By @TheMarkDalton

Back in April during the annual F8 developer conference, Facebook announced their latest innovation. Bots for the Messenger platform. It has become clear over time why Facebook forced us to download Messenger as a standalone app. Their aims and goals for what they want Messenger to be means it just couldn’t be tied into the main flagship app.

Just to recap, Bots are automated systems which enable people to interact with brands via message without the business having to do a thing. It is aimed at being a more personal and an easier experience for the consumer while at the same time allowing brands to easily interact through automation.

It is a smart move from Facebook in theory, more than 900 million people use Messenger every month and Facebook is processing around 60 billion messages per day. However, so far it has been a pretty poor experience. As we have noted previously, Facebook’s Messenger bots at launch sucked. They performed well below expectations.

In fact, as reported by TechCrunch, very few of these chatbots are seeing widespread use. They just aren’t efficient or convenient enough to use in place of a main application. As well as that, Facebook is running the risk of there simply being too much. Over 11,000 bots have been launched on Messenger so far and over 23,000 developers are signed up to potentially launch bots.

That is an insane amount of bots and the problem could end up being how to determine what is good and what is not.

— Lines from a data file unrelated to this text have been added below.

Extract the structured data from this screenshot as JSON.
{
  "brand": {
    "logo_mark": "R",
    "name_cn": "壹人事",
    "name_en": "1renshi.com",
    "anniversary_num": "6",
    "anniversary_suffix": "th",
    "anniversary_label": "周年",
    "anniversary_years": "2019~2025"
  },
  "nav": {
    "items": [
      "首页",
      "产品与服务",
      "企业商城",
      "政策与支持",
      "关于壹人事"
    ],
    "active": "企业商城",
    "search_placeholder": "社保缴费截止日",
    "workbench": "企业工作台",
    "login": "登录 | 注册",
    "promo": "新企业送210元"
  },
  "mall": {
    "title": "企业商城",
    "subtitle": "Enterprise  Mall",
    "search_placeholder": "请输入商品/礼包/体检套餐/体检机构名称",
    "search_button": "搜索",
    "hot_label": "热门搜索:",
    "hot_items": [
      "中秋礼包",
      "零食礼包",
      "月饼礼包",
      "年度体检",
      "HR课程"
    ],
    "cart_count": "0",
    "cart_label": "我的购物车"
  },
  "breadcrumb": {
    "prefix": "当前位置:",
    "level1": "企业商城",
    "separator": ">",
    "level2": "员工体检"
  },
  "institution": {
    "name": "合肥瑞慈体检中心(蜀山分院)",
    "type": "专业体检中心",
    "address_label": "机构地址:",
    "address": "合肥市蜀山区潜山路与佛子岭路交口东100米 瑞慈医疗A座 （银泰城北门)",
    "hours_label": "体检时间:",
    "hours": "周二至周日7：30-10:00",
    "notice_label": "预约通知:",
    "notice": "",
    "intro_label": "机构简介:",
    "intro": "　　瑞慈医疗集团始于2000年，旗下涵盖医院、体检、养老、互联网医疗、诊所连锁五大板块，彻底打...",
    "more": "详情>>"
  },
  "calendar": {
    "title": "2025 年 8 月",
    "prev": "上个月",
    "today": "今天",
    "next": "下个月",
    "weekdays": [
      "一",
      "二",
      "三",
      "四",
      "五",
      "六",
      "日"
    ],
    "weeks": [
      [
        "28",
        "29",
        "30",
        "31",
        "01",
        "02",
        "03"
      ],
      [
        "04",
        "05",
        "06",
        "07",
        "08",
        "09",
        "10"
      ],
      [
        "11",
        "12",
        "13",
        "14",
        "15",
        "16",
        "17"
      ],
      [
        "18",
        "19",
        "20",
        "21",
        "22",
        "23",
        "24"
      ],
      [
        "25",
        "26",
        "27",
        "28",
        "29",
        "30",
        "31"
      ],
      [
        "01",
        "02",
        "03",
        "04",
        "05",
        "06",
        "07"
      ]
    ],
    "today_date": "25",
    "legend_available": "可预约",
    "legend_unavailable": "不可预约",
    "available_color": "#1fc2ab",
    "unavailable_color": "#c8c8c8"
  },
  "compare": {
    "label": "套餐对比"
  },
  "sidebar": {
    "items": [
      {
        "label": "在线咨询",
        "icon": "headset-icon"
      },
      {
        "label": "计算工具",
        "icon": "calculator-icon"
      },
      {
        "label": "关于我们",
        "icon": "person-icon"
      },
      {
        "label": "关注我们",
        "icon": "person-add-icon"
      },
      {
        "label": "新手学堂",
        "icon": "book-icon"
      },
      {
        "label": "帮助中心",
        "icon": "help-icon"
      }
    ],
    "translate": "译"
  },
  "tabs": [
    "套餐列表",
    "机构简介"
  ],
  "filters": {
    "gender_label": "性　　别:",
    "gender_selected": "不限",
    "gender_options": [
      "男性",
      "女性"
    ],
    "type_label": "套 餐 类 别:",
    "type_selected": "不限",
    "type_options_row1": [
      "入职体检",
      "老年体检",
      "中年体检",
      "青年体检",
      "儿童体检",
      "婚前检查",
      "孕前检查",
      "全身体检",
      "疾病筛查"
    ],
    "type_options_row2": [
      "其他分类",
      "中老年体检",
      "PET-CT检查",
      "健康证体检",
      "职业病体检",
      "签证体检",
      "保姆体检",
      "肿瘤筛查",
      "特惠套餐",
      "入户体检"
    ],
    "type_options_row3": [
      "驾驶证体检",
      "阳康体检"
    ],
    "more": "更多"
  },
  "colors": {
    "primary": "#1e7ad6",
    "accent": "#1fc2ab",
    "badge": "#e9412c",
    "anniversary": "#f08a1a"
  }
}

How do you know what to ignore and what is worth using? If Facebook wants chatbots to be a success on Messenger, they need to be more convenient than using the application. Otherwise there is simply no point in using them on Messenger at all!

To help boost engagement with Messenger bots, Facebook is launching a new set of features.

Quick Replies

Facebook is adding quick replies to the experience to make it easier for brands to guide users through the bot process. Quick replies will provide possible options for queries which the bot is able to respond to. Up to 10 options can be shown and when one is selected the rest will disappear so that you can read the chat back easily at a later time.

Facebook is also adding a ‘Persistent Menu’ option which is a listing of bot commands that can be opened at any time so it can include options such as ‘Go Shopping.’ Brands will be able to add up to five actions and will mean that users won’t have to remember specific text commands.

Personable Engagement

When you are talking to a bot you know you are talking to a computer. You know you are not talking to a real person but you still want to have a bit of personality there. Facebook is now adding functionality to allow bots to send GIFs, audio and video to users to help them “get your brand’s personality across” and boost engagement.

This has the natural benefits of it being a personal experience but also runs the risk of turning people off your brand. If you are asking a bot a serious question or you are unhappy with the brands service then the brand sends you a GIF of a cat you are unlikely going to be giving them your business.


Facebook is also going to be adding the ability for businesses to connect their customer an Messenger accounts. You will also have the ability to mute bots to help avoid potential spam and a feedback system will be added to improve bot quality.

Bots are clearly not up to the standards where we would potentially see a wider adoption of the service however there is clearly an interest from developers. Now Facebook just needs to improve the interest levels among average users. We knew bots were going to have their issues at the start, however there has been little improvement so far and the experience is still painful when you try to interact with one.

Hopefully this will see the start of some major bot improvements. In the long term, better AI will be the answer.